Jeżeli mi się głowę odejmie,
szyja wypchana suchym zielskiem
pochyli się bezwładnie
i wywoła widmo rozpaczy…
Przełożyli Adachi Kazuko, Wiesław Kotański, Tadeusz Śliwiak
***
Komentarz Kornelii: Twórcy z Wysp Wschodzącego Słońca umiejętnie kreują aurę goryczy i piołunu. Też czuję się, jakbym była wypchana zielskiem – do tego wodorostami. Gdyby nie to, że po turpistyczno-pornograficznym niedzielnym wpisie postanowiłam się pilnować, rozwinęłabym ten temat jeszcze bardziej. I w mojej głowie też niczego nie ma. Przypominam sobie książkę o kulturze Japonii z epoki samurajów. Kobiety z wysokich rodów przedstawiano na malowidłach wyłącznie ubrane. Jak powiedziała pewna znakomita dama: „Nie ma nic bardziej szpetnego niż obnażone ludzkie ciało”.

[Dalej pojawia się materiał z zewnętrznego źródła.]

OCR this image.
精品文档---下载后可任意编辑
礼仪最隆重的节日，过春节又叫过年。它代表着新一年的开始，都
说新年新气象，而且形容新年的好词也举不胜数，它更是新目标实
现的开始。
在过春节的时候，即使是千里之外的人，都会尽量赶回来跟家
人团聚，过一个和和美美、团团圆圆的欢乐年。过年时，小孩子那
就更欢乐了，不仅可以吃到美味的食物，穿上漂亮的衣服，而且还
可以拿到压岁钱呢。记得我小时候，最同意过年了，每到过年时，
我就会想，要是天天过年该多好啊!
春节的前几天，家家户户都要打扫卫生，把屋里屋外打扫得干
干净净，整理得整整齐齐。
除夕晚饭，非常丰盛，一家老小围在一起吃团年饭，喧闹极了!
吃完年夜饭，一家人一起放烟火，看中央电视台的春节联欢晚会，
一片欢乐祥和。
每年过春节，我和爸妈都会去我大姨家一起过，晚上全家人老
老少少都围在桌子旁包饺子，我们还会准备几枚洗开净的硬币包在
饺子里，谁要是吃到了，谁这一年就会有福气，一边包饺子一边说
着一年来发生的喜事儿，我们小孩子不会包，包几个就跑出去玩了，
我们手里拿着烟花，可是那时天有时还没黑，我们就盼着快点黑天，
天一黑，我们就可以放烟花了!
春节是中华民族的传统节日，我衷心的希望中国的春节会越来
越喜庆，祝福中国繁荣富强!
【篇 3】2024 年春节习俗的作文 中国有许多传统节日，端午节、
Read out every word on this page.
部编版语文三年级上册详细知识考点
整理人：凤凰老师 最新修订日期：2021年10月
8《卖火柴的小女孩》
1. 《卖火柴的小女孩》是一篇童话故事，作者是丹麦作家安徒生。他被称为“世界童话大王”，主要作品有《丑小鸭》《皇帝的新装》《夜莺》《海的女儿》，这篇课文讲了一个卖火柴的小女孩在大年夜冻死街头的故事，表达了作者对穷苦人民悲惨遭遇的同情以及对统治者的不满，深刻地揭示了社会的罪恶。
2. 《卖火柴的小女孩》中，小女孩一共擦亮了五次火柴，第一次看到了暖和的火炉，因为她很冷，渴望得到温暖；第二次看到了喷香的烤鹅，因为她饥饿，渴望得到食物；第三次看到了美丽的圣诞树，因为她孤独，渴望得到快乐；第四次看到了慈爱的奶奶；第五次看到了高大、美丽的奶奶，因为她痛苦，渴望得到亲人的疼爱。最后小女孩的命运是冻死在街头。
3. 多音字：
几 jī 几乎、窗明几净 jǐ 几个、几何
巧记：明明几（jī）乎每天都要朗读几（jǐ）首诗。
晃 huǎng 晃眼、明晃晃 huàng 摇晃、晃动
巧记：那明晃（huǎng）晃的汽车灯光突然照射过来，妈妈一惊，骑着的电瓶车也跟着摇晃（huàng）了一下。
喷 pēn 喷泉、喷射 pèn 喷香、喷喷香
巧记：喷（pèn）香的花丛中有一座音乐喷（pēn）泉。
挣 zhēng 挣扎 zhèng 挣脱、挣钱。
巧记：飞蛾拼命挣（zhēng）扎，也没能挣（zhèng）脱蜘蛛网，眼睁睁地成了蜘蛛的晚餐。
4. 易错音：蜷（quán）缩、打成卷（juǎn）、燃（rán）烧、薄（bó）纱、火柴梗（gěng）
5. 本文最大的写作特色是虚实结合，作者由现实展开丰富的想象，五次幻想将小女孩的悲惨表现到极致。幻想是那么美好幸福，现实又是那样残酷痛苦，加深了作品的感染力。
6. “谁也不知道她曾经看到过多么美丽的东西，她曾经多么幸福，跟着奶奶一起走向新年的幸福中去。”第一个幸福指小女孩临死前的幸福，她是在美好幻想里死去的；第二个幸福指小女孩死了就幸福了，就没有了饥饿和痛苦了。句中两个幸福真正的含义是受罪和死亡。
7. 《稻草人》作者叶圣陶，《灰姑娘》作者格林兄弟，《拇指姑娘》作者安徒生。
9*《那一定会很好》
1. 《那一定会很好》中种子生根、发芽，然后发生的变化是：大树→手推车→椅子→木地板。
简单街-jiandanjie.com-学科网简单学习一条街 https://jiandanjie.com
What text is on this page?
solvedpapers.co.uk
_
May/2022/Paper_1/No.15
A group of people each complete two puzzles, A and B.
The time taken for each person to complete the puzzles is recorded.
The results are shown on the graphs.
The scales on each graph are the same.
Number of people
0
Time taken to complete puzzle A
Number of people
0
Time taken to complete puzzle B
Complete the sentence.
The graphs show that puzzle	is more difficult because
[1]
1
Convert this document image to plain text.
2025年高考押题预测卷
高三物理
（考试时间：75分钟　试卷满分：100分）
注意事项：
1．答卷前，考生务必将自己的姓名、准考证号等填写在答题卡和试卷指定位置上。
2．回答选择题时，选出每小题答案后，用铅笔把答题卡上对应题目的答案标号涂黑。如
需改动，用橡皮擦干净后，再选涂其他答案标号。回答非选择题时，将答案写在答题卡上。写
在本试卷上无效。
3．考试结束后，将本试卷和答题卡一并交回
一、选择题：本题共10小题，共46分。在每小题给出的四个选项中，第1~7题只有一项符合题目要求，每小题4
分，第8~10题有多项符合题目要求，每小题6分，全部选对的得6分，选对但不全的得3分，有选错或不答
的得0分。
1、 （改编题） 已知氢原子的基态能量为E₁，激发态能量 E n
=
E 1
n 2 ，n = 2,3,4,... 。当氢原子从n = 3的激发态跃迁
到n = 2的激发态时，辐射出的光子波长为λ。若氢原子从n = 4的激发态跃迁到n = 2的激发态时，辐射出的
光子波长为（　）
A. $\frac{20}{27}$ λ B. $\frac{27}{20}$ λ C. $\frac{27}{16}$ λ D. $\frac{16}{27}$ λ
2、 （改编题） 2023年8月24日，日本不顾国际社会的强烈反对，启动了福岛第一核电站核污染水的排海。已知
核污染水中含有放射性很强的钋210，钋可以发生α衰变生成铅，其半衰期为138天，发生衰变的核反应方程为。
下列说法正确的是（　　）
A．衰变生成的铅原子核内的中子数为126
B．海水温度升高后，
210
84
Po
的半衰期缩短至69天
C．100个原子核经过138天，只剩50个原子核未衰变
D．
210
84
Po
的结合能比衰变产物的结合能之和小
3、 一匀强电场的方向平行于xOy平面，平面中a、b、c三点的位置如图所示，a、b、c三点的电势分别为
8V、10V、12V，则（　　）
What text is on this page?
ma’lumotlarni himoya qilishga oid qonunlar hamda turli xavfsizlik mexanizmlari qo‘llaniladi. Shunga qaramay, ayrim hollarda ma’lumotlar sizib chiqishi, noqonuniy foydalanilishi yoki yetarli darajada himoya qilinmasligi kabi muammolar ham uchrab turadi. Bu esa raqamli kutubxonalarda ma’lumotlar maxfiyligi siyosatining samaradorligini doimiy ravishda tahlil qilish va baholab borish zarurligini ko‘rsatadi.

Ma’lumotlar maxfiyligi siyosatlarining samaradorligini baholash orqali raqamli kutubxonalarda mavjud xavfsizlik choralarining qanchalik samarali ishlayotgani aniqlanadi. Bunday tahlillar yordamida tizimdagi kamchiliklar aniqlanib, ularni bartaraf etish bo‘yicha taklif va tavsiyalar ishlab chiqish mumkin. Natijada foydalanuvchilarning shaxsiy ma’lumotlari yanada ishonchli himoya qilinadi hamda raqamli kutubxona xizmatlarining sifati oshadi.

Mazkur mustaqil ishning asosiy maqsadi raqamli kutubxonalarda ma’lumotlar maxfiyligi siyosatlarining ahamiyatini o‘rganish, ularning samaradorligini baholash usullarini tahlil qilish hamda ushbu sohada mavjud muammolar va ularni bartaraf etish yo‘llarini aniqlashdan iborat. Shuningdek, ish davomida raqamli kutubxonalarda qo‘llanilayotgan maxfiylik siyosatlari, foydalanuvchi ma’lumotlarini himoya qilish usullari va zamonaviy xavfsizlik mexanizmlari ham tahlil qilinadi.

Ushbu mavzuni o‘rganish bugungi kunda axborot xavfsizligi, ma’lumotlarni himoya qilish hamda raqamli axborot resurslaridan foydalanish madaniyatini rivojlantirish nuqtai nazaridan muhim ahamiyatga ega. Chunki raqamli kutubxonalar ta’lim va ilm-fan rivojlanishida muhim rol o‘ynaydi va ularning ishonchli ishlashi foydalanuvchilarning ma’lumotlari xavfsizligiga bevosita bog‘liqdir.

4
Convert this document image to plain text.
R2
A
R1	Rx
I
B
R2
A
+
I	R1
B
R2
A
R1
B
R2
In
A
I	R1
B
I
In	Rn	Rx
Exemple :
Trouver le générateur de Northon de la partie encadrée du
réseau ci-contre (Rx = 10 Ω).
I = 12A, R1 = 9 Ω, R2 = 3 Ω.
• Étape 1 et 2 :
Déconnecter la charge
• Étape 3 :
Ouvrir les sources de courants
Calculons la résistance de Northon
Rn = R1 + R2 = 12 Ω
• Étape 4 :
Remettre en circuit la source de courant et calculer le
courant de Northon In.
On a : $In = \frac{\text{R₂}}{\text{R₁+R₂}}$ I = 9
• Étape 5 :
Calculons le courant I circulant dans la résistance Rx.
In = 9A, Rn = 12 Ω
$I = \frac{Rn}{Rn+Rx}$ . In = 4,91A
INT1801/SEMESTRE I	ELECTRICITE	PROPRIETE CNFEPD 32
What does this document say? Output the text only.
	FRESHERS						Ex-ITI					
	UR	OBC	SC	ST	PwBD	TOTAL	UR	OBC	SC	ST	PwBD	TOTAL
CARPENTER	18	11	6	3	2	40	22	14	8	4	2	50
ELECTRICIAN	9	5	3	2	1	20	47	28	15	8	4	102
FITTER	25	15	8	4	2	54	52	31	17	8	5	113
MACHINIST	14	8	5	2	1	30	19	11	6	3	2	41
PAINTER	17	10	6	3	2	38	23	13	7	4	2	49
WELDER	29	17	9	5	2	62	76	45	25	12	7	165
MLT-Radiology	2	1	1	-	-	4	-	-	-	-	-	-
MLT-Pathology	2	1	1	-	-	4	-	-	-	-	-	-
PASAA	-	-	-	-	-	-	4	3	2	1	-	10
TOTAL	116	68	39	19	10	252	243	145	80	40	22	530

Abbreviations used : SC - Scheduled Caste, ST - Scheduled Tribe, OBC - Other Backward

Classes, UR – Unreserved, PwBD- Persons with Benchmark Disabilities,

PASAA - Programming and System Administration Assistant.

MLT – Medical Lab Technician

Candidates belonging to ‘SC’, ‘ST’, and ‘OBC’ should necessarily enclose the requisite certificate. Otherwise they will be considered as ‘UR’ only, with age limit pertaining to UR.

Dziwni ludzie z Nipponu wychowani są w całkowicie innej kulturze, niż judeochrześcijańska i przed samobójstwem nie dręczą ich wyrzuty sumienia. Ale szintoizm, buddyzm czy konsumpcjonizm także nie dają szczęścia. Japończyków zabija samotność w tłumie.
Spadł pierwszy śnieg i wstęgi mgły miłosiernie spowiły okrutne mrowisko miasta. Jestem senna, wypełniona pustką i znużona, chociaż to dopiero wtorek.
Też jestem pełna rozpaczy, aczkolwiek umiejętnie tłumię ją, generując stan pustki, albo na krótko gaszę płomień rozpaczy, polewając go cydrem.